UB or not. I have a conservative stance and think that it will be easier to require&
and&mut
to point only to valid values even in anunsafe
code. - That ideally Rust should be able to recognize non-trivial uninhabited types and handle them in the same way as “trivial” uninhabited types. (and e.g. also warn user) But I am fine with postponing it as not practical enough.
There's already a topic for that. Please stop hijacking this one.
I'm not debating the usefulness of the !
pattern, I just want to (maybe) see
different rules for auto-never. The post specifically talks about (u32, !)

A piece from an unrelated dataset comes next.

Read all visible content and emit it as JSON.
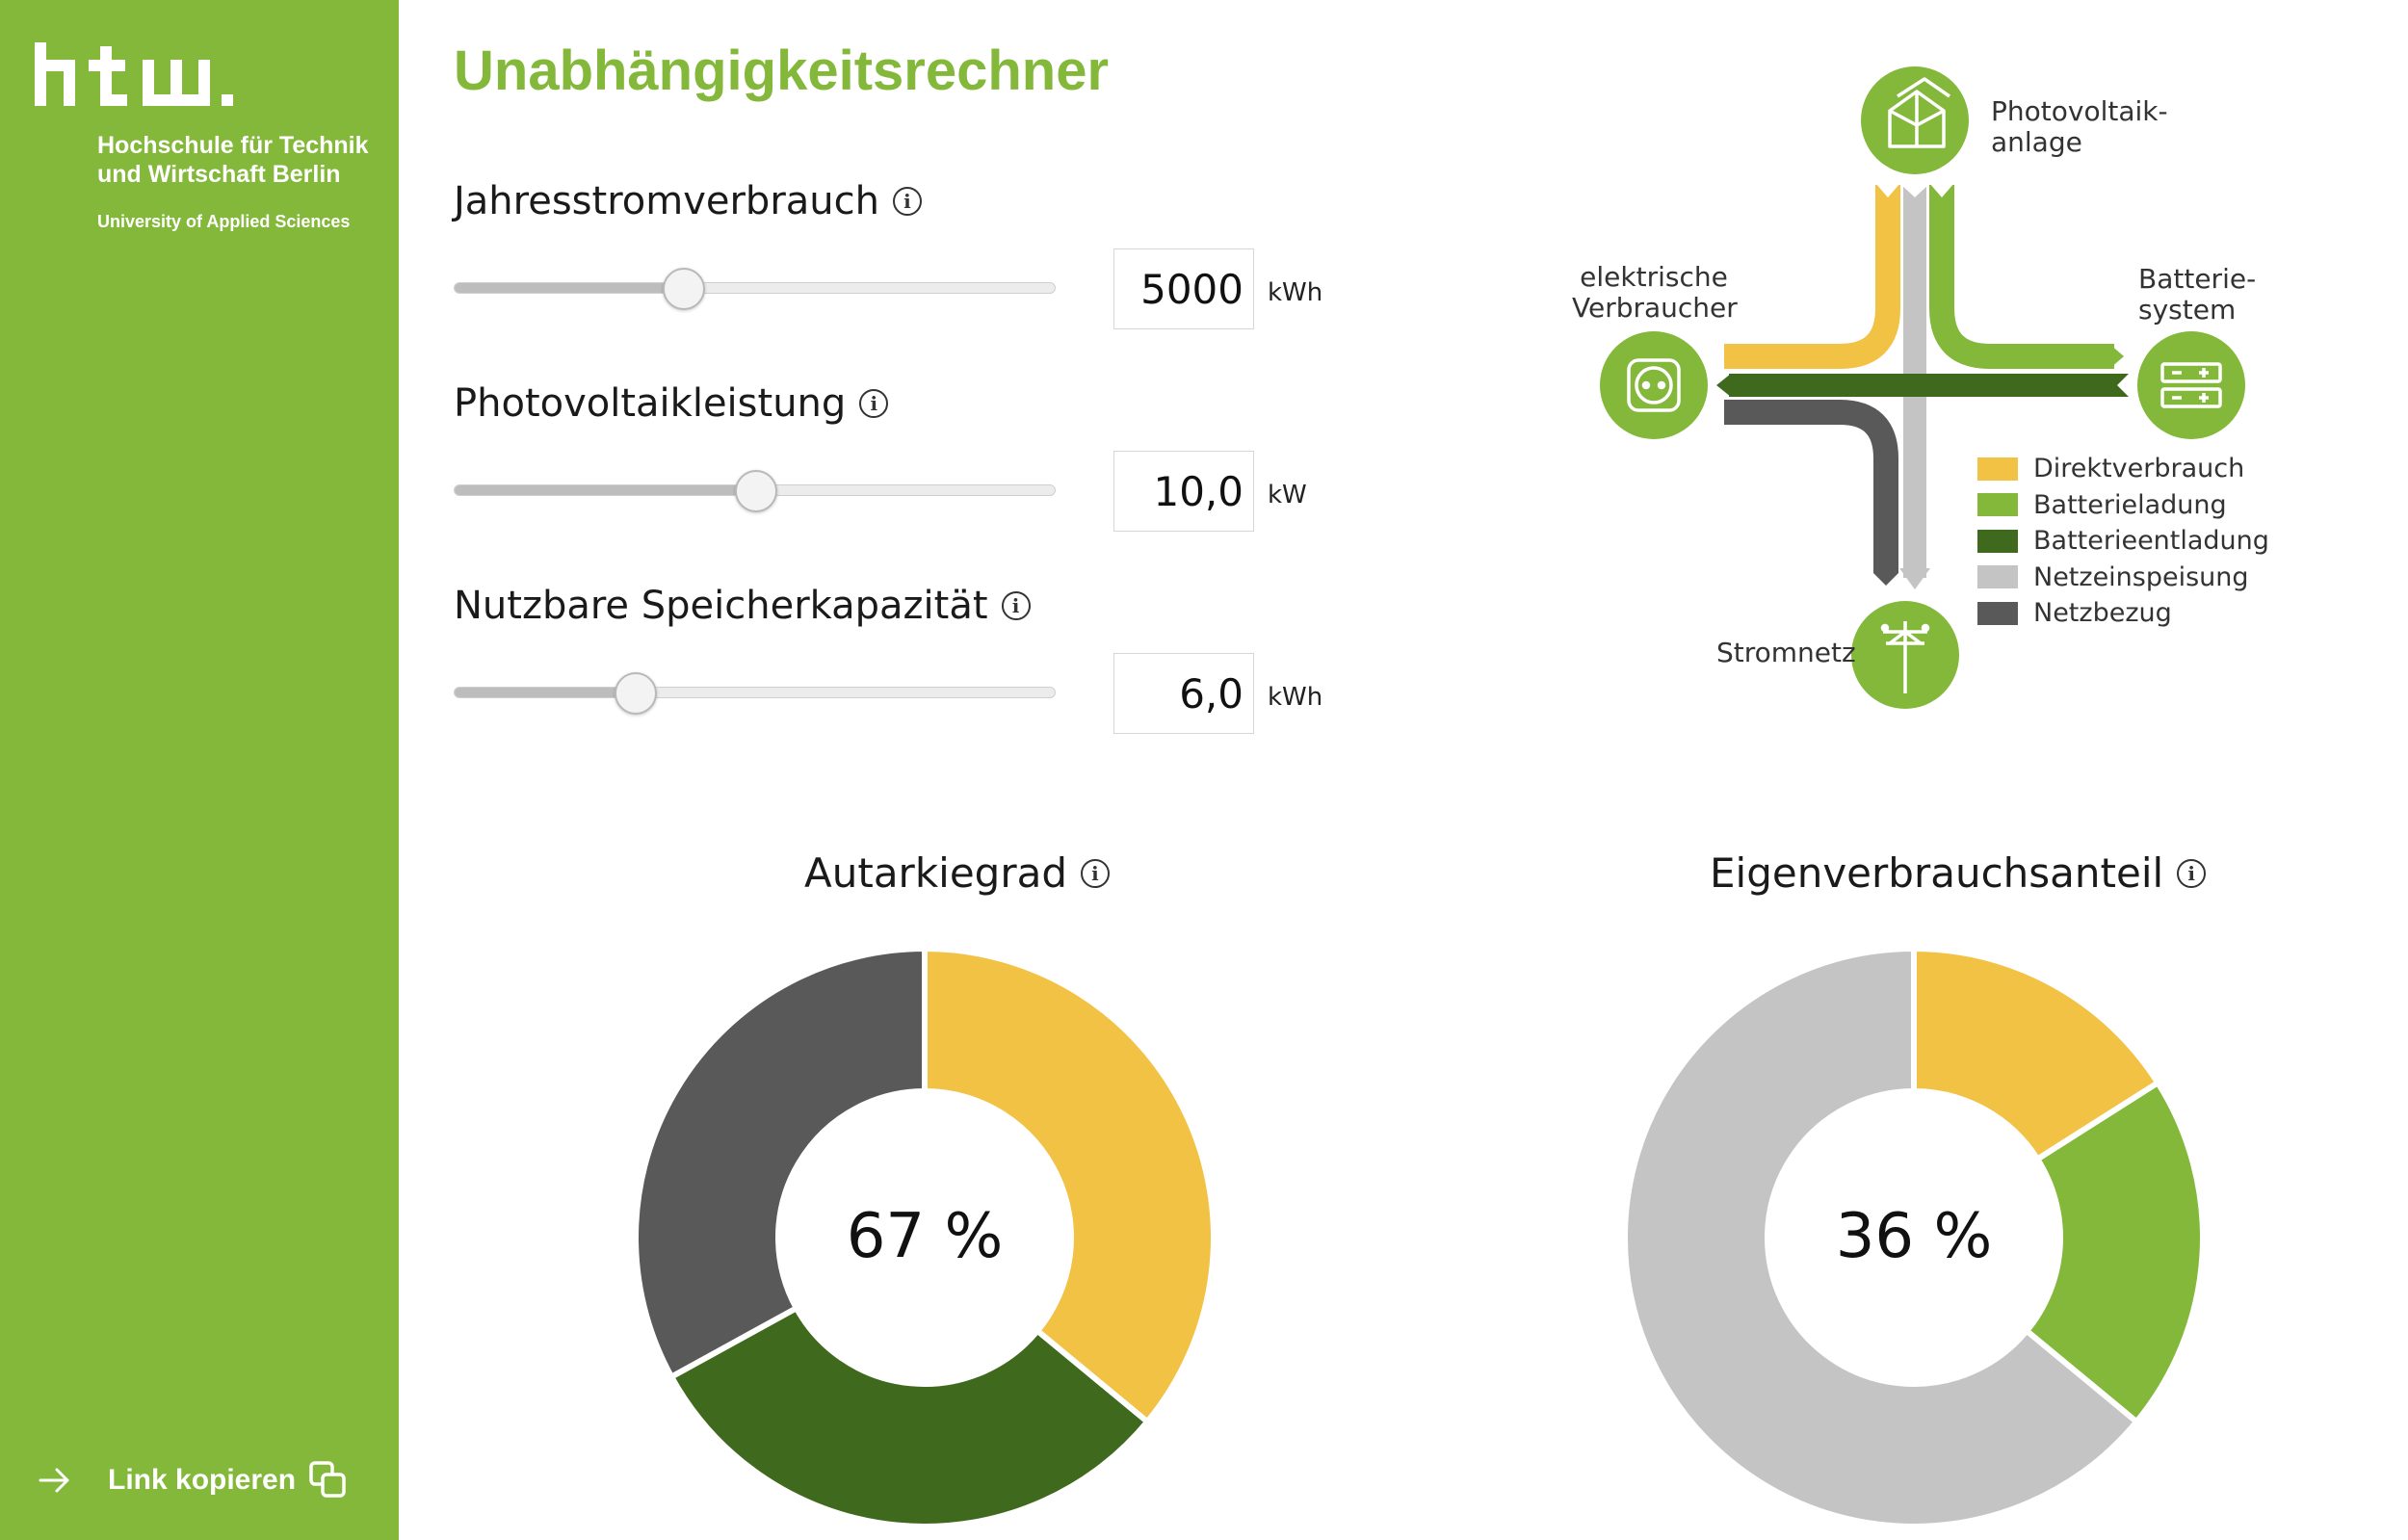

and how it's not going to be auto-nevered, but it doesn't really explain why.
Do you mean (y, _)
in the top example? Because if not I'm very confused
Assuming you are, consider these examples of allowing (u32, !)
to auto-never:
let mut x: (u32, !);
x.0 = 123;
match x {
// This is a compiler error. We are implicitly matching on x.1 and x.1 has
// not been initialized.
}
let mux x: Uninit<(u32, !)> = Uninit::uninit();
unsafe { x.value.0 = 123; }
match x.value {
// This is a compiler error. We are taking the value of a union member
// outside of an unsafe block
}
let mux x: Uninit<(u32, !)> = Uninit::uninit();
unsafe {
x.value.0 = 123;
match x.value {
// This is a compiler warning. We are auto-nevering a (u32, !) and
// auto-nevering is always a warning inside an unsafe block
}
}
In all these cases, the compiler does tell you when you're missing branches.
Is there any situation at all where auto-nevering (u32, !)
can be a footgun? I don't see how there can be since, in safe code any !
that the compiler thinks is initialized really must be initialized, and in unsafe code using auto-never is a warning.
If I have
let x: Uninit<!> = ...;
... // do some stuff
match x.value {
!, // assert that my ! has been initialized
}
and I refactor to
let x: Uninit<(u32, !)> = ...;
... // do some stuff
match x.value {
!, // assert that my (u32, !) has been initialized
}
Then I'm not introducing any bug that wasn't already there. The !
-match in the old code was already asserting that the !
was initialized.
I'm totally on-board with the !
pattern and the general idea of the auto-never mechanism. Well done for coming up with this .
It just don't see why we should start with an illogical rule that the blog post specifically advocates but doesn't justify.